Muscle worship is a social behavior, usually with a sexual aspect (a form of body worship), in which a participant, the worshiper, touches the muscles of another participant, the dominator, in sexually arousing ways, which can include rubbing, massaging, kissing, licking, "lift and carry", and various wrestling holds. The dominator is almost always either a bodybuilder, a fitness competitor, or wrestler—an individual with a large body size and a high degree of visible muscle tone. The worshiper is often, but not always, skinnier, smaller, and more out of shape. A worshiper fitting this stereotype is sometimes called a schmoe, usually referring to a man who worships a woman's muscles.[1][2][3] Muscle worship can include participants of both sexes and all sexual orientations.[4][5]
The amount of forceful domination and pain used in muscle worship varies widely, depending on the desires of the participants. Sometimes, the dominator uses his or her size and strength to pin a smaller worshiper, forcing the worshiper to praise his or her muscles, while in other cases, the worshiper simply feels and compliments the muscles of a flexing dominator.[3]
Both male and female bodybuilders offer muscle worship sessions for a price in order to supplement their low or nonexistent income from bodybuilding competitions, although the lack of adequate funding is far more dire in female competitions. Paid sessions rarely involve sexual gratification, especially when well-known competitors are involved, they offer fans—both male and female—the rare chance to meet in person and touch a highly muscular man and especially a muscular woman.[3][6]

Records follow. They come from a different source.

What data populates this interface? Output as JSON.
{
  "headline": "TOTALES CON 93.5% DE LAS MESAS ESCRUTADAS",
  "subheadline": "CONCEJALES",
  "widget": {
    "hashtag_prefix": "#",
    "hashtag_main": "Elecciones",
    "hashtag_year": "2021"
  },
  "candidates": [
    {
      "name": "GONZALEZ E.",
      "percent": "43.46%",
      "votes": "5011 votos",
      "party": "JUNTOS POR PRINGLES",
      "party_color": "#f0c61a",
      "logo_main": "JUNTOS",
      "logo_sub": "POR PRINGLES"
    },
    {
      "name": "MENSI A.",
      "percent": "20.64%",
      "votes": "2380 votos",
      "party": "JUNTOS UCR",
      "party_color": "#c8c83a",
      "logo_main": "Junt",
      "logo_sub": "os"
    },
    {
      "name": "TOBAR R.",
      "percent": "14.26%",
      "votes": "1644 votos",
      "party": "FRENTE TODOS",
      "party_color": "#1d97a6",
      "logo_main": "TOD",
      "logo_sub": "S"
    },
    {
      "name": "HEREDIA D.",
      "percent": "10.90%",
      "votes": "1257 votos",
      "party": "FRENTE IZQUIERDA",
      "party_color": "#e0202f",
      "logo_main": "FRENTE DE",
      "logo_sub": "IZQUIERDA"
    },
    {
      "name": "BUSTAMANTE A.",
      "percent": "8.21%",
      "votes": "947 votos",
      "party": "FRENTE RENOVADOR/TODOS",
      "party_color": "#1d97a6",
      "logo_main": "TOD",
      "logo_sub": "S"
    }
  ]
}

The 2001 documentary film Highway Amazon chronicles the life of female bodybuilder Christine Fetzer and shows several of her clients engaging in muscle worship.[7] More recent documentaries covering the practice include the American Beauty segment of an HBO's Real Sports with Bryant Gumbel #160,[3] and Channel Five's 2007 Muscle Worship documentary (part of their Real Lives series), profiling in depth the lives of female bodybuilders Lauren Powers and Gayle Moher.[6] Muscle worship engenders a specific type of pornography, often produced professionally, but also web cam sessions,[3] an underground erotic literature,[8] and specific Internet discussion fora like the #gaymuscle IRC channel.[5] A (possibly fictional) account of muscle worship by H. A. Carson combines it with infantilism.[9]

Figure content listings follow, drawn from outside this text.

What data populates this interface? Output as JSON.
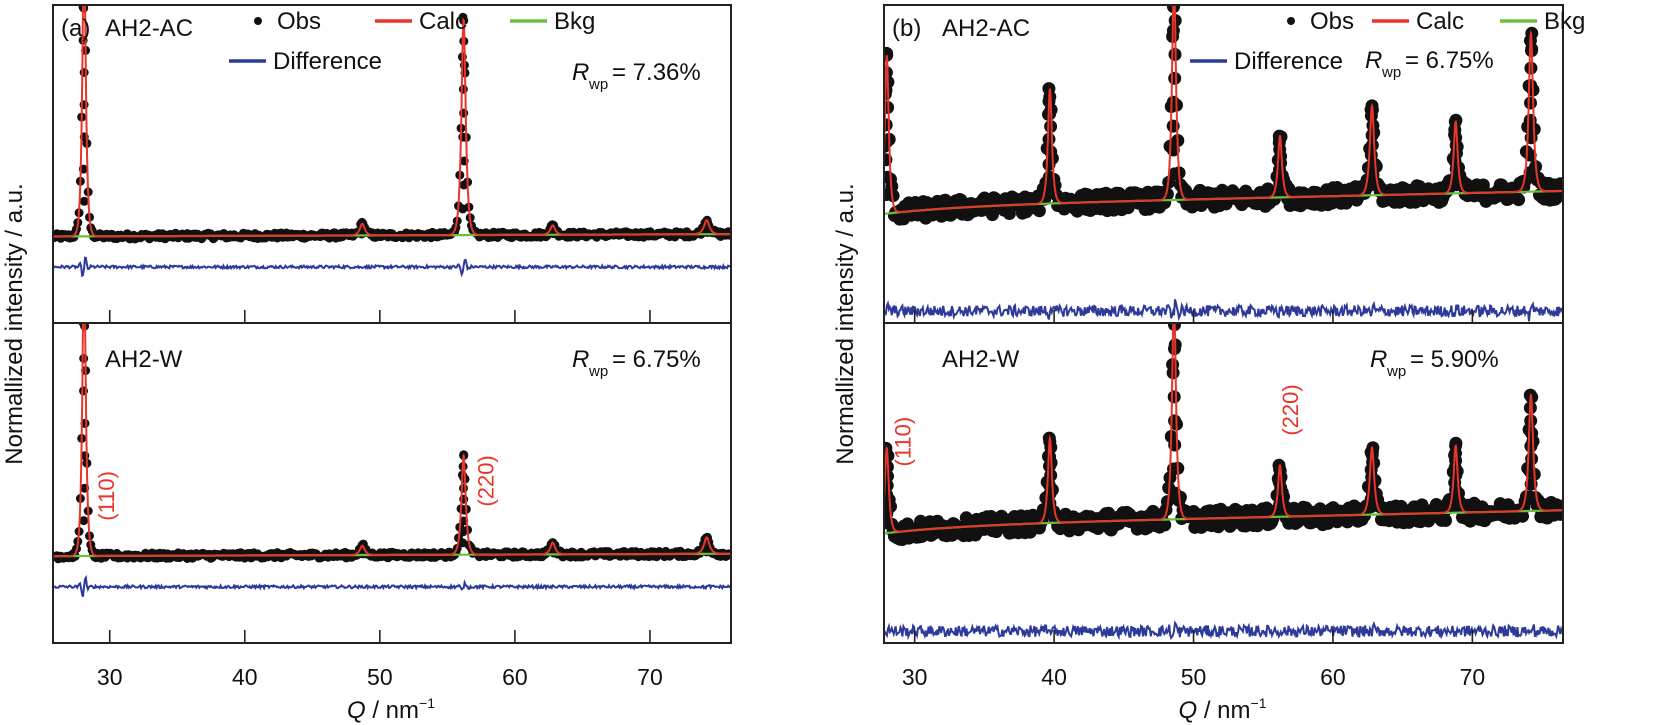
{
  "colors": {
    "obs": "#111111",
    "calc": "#e8342a",
    "bkg": "#6cbf3a",
    "difference": "#2e3a9a",
    "frame": "#222222"
  },
  "chart_data": [
    {
      "type": "line",
      "panel_label": "(a)",
      "xlabel_main": "Q",
      "xlabel_unit": " / nm",
      "xlabel_sup": "−1",
      "ylabel": "Normallized intensity / a.u.",
      "xlim": [
        25.8,
        76.0
      ],
      "xticks": [
        30,
        40,
        50,
        60,
        70
      ],
      "xtick_labels": [
        "30",
        "40",
        "50",
        "60",
        "70"
      ],
      "legend": {
        "placement": "top",
        "entries": [
          {
            "key": "obs",
            "label": "Obs",
            "marker": "dot"
          },
          {
            "key": "calc",
            "label": "Calc",
            "marker": "line"
          },
          {
            "key": "bkg",
            "label": "Bkg",
            "marker": "line"
          },
          {
            "key": "difference",
            "label": "Difference",
            "marker": "line"
          }
        ]
      },
      "subplots": [
        {
          "sample": "AH2-AC",
          "rwp_symbol": "R",
          "rwp_sub": "wp",
          "rwp_value": " = 7.36%",
          "baseline": 0.07,
          "background_slope": 0.01,
          "difference_offset": -0.06,
          "ylim": [
            -0.15,
            1.05
          ],
          "peaks": [
            {
              "q": 28.1,
              "height": 1.25,
              "width": 0.18
            },
            {
              "q": 48.7,
              "height": 0.05,
              "width": 0.25
            },
            {
              "q": 56.2,
              "height": 0.93,
              "width": 0.22
            },
            {
              "q": 62.8,
              "height": 0.04,
              "width": 0.25
            },
            {
              "q": 74.2,
              "height": 0.06,
              "width": 0.28
            }
          ],
          "annotations": []
        },
        {
          "sample": "AH2-W",
          "rwp_symbol": "R",
          "rwp_sub": "wp",
          "rwp_value": " = 6.75%",
          "baseline": 0.07,
          "background_slope": 0.01,
          "difference_offset": -0.06,
          "ylim": [
            -0.15,
            1.05
          ],
          "peaks": [
            {
              "q": 28.1,
              "height": 1.25,
              "width": 0.18
            },
            {
              "q": 48.7,
              "height": 0.04,
              "width": 0.25
            },
            {
              "q": 56.2,
              "height": 0.42,
              "width": 0.22
            },
            {
              "q": 62.8,
              "height": 0.05,
              "width": 0.25
            },
            {
              "q": 74.2,
              "height": 0.07,
              "width": 0.28
            }
          ],
          "annotations": [
            {
              "text": "(110)",
              "q": 30.3,
              "y": 0.22
            },
            {
              "text": "(220)",
              "q": 58.4,
              "y": 0.28
            }
          ]
        }
      ]
    },
    {
      "type": "line",
      "panel_label": "(b)",
      "xlabel_main": "Q",
      "xlabel_unit": " / nm",
      "xlabel_sup": "−1",
      "ylabel": "Normallized intensity / a.u.",
      "xlim": [
        27.8,
        76.5
      ],
      "xticks": [
        30,
        40,
        50,
        60,
        70
      ],
      "xtick_labels": [
        "30",
        "40",
        "50",
        "60",
        "70"
      ],
      "legend": {
        "placement": "top-right",
        "entries": [
          {
            "key": "obs",
            "label": "Obs",
            "marker": "dot"
          },
          {
            "key": "calc",
            "label": "Calc",
            "marker": "line"
          },
          {
            "key": "bkg",
            "label": "Bkg",
            "marker": "line"
          },
          {
            "key": "difference",
            "label": "Difference",
            "marker": "line"
          }
        ]
      },
      "subplots": [
        {
          "sample": "AH2-AC",
          "rwp_symbol": "R",
          "rwp_sub": "wp",
          "rwp_value": " = 6.75%",
          "baseline": 0.27,
          "background_slope": 0.06,
          "difference_offset": -0.14,
          "ylim": [
            -0.05,
            1.05
          ],
          "peaks": [
            {
              "q": 28.0,
              "height": 0.62,
              "width": 0.2
            },
            {
              "q": 39.7,
              "height": 0.45,
              "width": 0.2
            },
            {
              "q": 48.6,
              "height": 0.85,
              "width": 0.2
            },
            {
              "q": 56.2,
              "height": 0.24,
              "width": 0.2
            },
            {
              "q": 62.8,
              "height": 0.35,
              "width": 0.22
            },
            {
              "q": 68.8,
              "height": 0.28,
              "width": 0.2
            },
            {
              "q": 74.2,
              "height": 0.62,
              "width": 0.22
            }
          ],
          "annotations": []
        },
        {
          "sample": "AH2-W",
          "rwp_symbol": "R",
          "rwp_sub": "wp",
          "rwp_value": " = 5.90%",
          "baseline": 0.27,
          "background_slope": 0.06,
          "difference_offset": -0.14,
          "ylim": [
            -0.05,
            1.05
          ],
          "peaks": [
            {
              "q": 28.0,
              "height": 0.33,
              "width": 0.2
            },
            {
              "q": 39.7,
              "height": 0.33,
              "width": 0.2
            },
            {
              "q": 48.6,
              "height": 0.85,
              "width": 0.2
            },
            {
              "q": 56.2,
              "height": 0.2,
              "width": 0.2
            },
            {
              "q": 62.8,
              "height": 0.26,
              "width": 0.22
            },
            {
              "q": 68.8,
              "height": 0.26,
              "width": 0.2
            },
            {
              "q": 74.2,
              "height": 0.45,
              "width": 0.22
            }
          ],
          "annotations": [
            {
              "text": "(110)",
              "q": 29.7,
              "y": 0.5
            },
            {
              "text": "(220)",
              "q": 57.5,
              "y": 0.62
            }
          ]
        }
      ]
    }
  ]
}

The entry for wrestling in The Encyclopedia of Unusual Sex Practices lists sthenolagnia ("sexual arousal from displaying strength or muscles") and cratolagnia ("arousal from strength") as paraphilias associated with the practice of wrestling for erotic purpose.[10] There appear to be no studies about these proposed concepts;[11] the 2008 comprehensive monograph of Anil Aggrawal does not go beyond defining the terms, with the same meaning, in a list of over 500 similarly terse definitions encountered in the scientific and lay literature.[12] The British tabloid The Sun listed sthenolagnia second in the Top five freaky fetishes after doraphilia. The Sun describe it as a "condition" where men find "hugely sexually attractive [...] mega-bronzed muscle-bound ladies in those weird bodybuilding competitions", and who also "like to be wrestled, lifted up and even carried around by their big iron-pumping dreamgirls".[13]